When users scroll to the bottom of the landing page guide (pictured above), they are drawn toward articles that link to detailed resource pages that introduce features on the paid plan. For example, the article titled “Learn the Best Ways to Share It” talks about the Instagram and Facebook ads feature, which is available on only one of the paid plans.
You’ll also notice that five of the nine articles above include “landing pages” in their titles. Including target keywords on the landing page also improves the quality score and keeps this guide high on SERPs.
Ad copy: Expensive keywords attract specific users
PPC Managers target the right balance of search volume, competition, and click rates for their paid keyword choices. Done right, they attract a high number of customers who are likely to click the ad and convert once they are on the page.
Mailchimp targets expensive, low- to mid-volume keywords related to its core business: email marketing. More specific keywords like “email marketing autoresponder” and “newsletter creator” allow Mailchimp to focus on the people most likely to use the email marketing product and convert to a paid plan.

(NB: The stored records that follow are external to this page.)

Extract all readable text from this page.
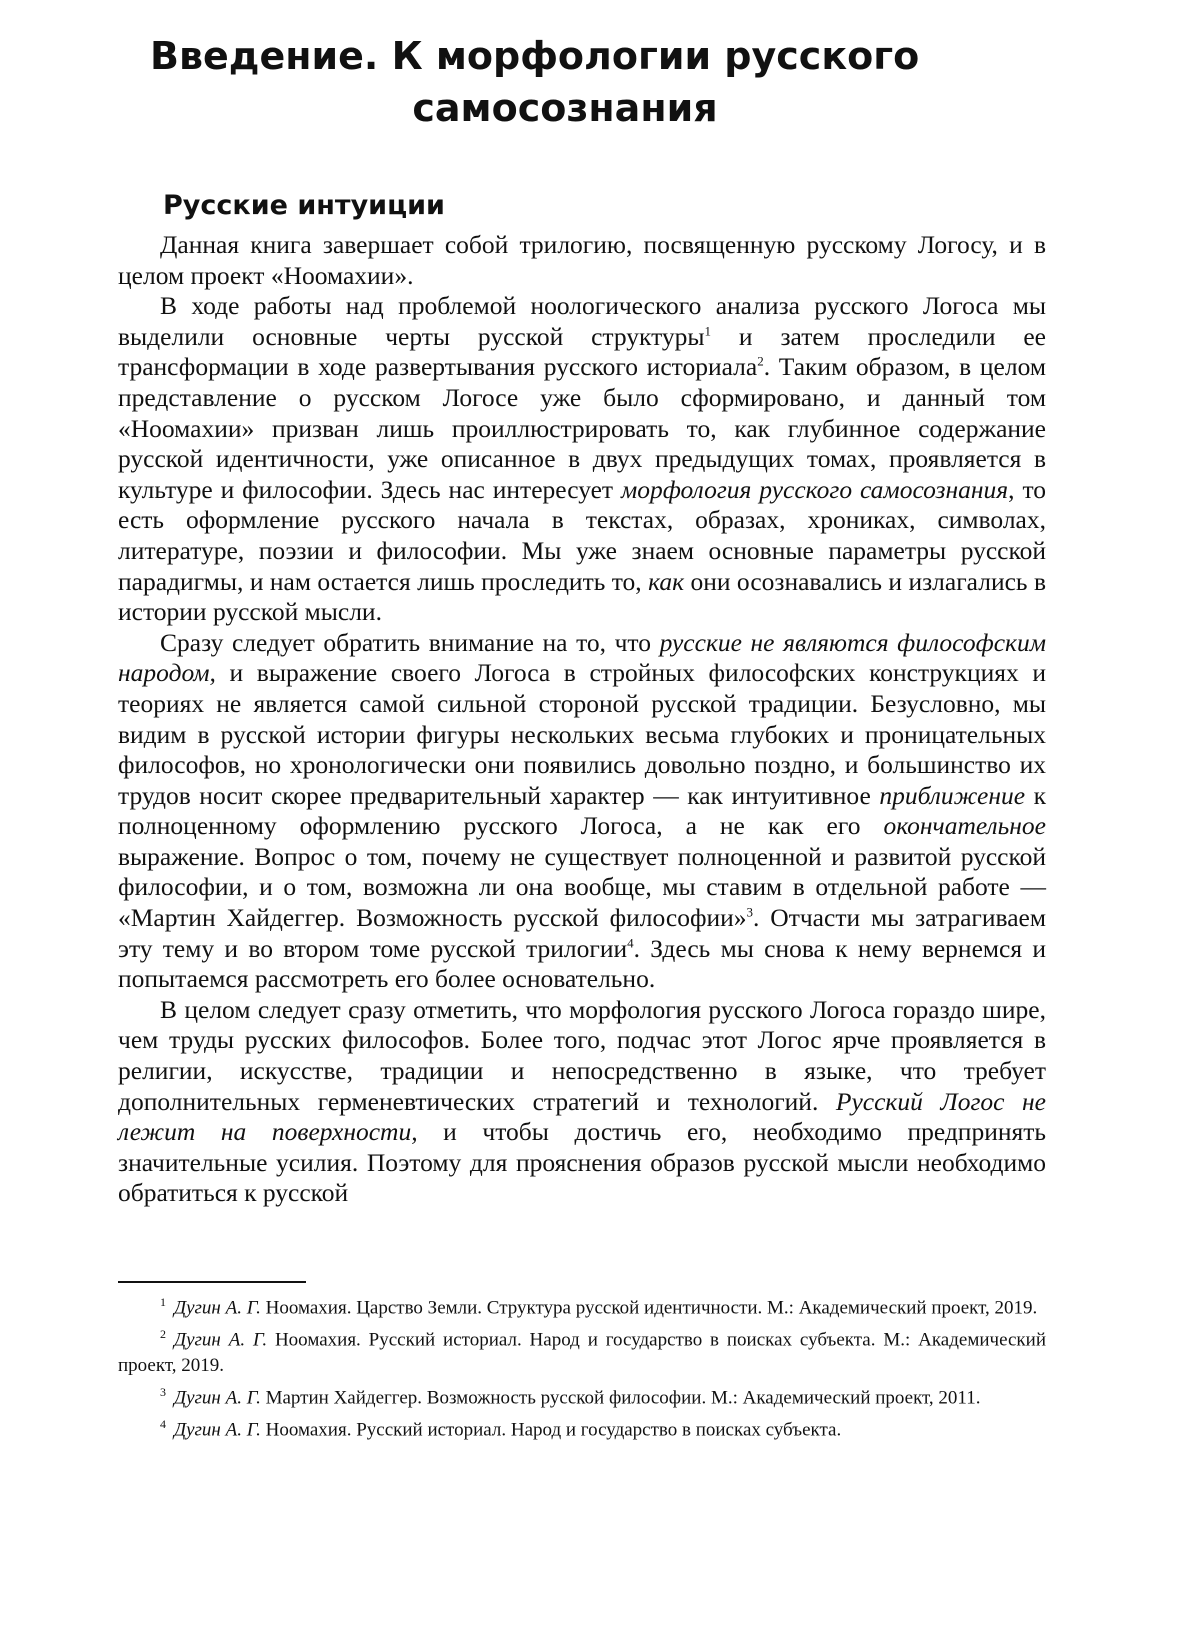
Введение. К морфологии русского
самосознания
Русские интуиции

Данная книга завершает собой трилогию, посвященную русскому Логосу, и в целом проект «Ноомахии».

В ходе работы над проблемой ноологического анализа русского Логоса мы выделили основные черты русской структуры$^1$ и затем проследили ее трансформации в ходе развертывания русского историала$^2$. Таким образом, в целом представление о русском Логосе уже было сформировано, и данный том «Ноомахии» призван лишь проиллюстрировать то, как глубинное содержание русской идентичности, уже описанное в двух предыдущих томах, проявляется в культуре и философии. Здесь нас интересует морфология русского самосознания, то есть оформление русского начала в текстах, образах, хрониках, символах, литературе, поэзии и философии. Мы уже знаем основные параметры русской парадигмы, и нам остается лишь проследить то, как они осознавались и излагались в истории русской мысли.

Сразу следует обратить внимание на то, что русские не являются философским народом, и выражение своего Логоса в стройных философских конструкциях и теориях не является самой сильной стороной русской традиции. Безусловно, мы видим в русской истории фигуры нескольких весьма глубоких и проницательных философов, но хронологически они появились довольно поздно, и большинство их трудов носит скорее предварительный характер — как интуитивное приближение к полноценному оформлению русского Логоса, а не как его окончательное выражение. Вопрос о том, почему не существует полноценной и развитой русской философии, и о том, возможна ли она вообще, мы ставим в отдельной работе — «Мартин Хайдеггер. Возможность русской философии»$^3$. Отчасти мы затрагиваем эту тему и во втором томе русской трилогии$^4$. Здесь мы снова к нему вернемся и попытаемся рассмотреть его более основательно.

В целом следует сразу отметить, что морфология русского Логоса гораздо шире, чем труды русских философов. Более того, подчас этот Логос ярче проявляется в религии, искусстве, традиции и непосредственно в языке, что требует дополнительных герменевтических стратегий и технологий. Русский Логос не лежит на поверхности, и чтобы достичь его, необходимо предпринять значительные усилия. Поэтому для прояснения образов русской мысли необходимо обратиться к русской

$^1$ Дугин А. Г. Ноомахия. Царство Земли. Структура русской идентичности. М.: Академический проект, 2019.

$^2$ Дугин А. Г. Ноомахия. Русский историал. Народ и государство в поисках субъекта. М.: Академический проект, 2019.

$^3$ Дугин А. Г. Мартин Хайдеггер. Возможность русской философии. М.: Академический проект, 2011.

$^4$ Дугин А. Г. Ноомахия. Русский историал. Народ и государство в поисках субъекта.
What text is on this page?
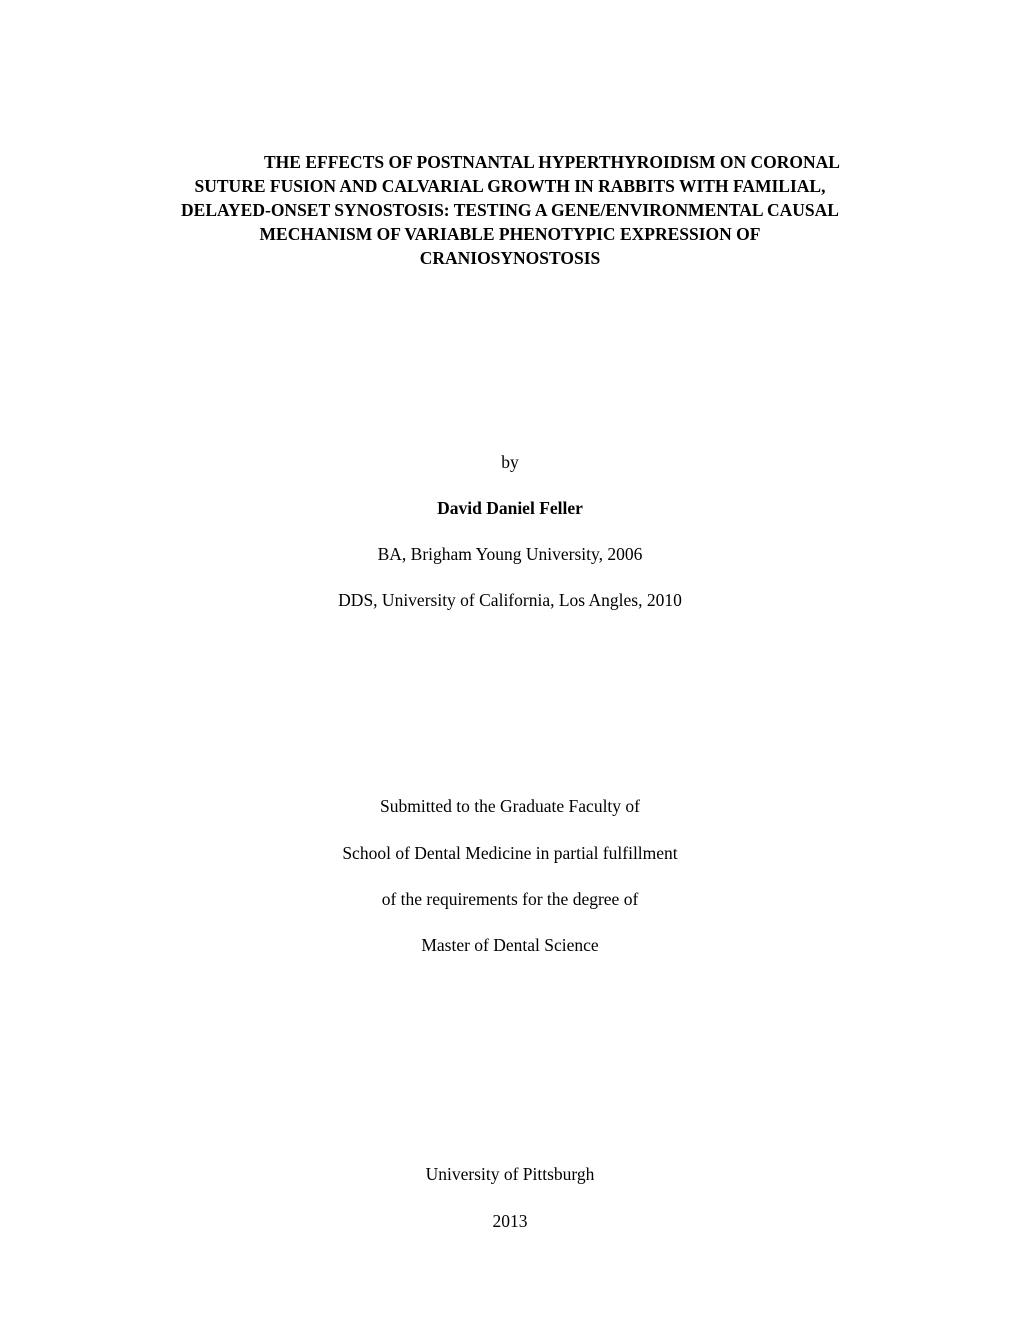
THE EFFECTS OF POSTNANTAL HYPERTHYROIDISM ON CORONAL
SUTURE FUSION AND CALVARIAL GROWTH IN RABBITS WITH FAMILIAL,
DELAYED-ONSET SYNOSTOSIS: TESTING A GENE/ENVIRONMENTAL CAUSAL
MECHANISM OF VARIABLE PHENOTYPIC EXPRESSION OF
CRANIOSYNOSTOSIS
by
David Daniel Feller
BA, Brigham Young University, 2006
DDS, University of California, Los Angles, 2010
Submitted to the Graduate Faculty of
School of Dental Medicine in partial fulfillment
of the requirements for the degree of
Master of Dental Science
University of Pittsburgh
2013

The right combination of expensive keywords is key to stretching their budget—a smart approach for Mailchimp.
The keyword “newsletter creator” costs $7.44 per click, has 1,600 searches per month, and a difficulty of 94. Mailchimp is the first ad result on page 1.
“Newsletter creator” is most relevant to users who’ve done their research and are ready to sign up for a service, so Mailchimp’s landing page is short and to the point—there aren’t any distractions, just a link to a sign-up landing page.
New users sign up and then create and send their email campaign. Not surprisingly, if they want to improve their email open rate, new users must upgrade to a paid plan. That allows them to use features like batch delivery and send emails based on subscriber engagement or time zones.
During almost every interaction in Mailchimp, like creating email campaigns or landing pages, users have the option to unlock more features—for a price. For example, when users schedule their email campaigns, Mailchimp gives them four opportunities to upgrade to a paid plan.
Mailchimp makes the upgrades quick and seamless so that they can return users back to the campaign scheduling page. That removes friction and immediately rewards them for taking action.
Content creation boosts user conversion rates
With the help of organic and paid keywords, Mailchimp has set itself apart from not only email marketing platforms but, in some cases, non-email marketing platforms.
They researched the audience's needs and curiosities, finding knowledge gaps that weren't addressed by other sites. Keep in mind that any successful keyword strategy takes time to show results. Mailchimp’s success is built on consistently learning from its users and adjusting its keyword strategy over time.
Be clear on the benefits you offer, the target audience you want to attract, and the action you want them to take. You’ll find it’s easier to create content that guides users and gets you the results you’re after versus creating campaigns without a clear plan.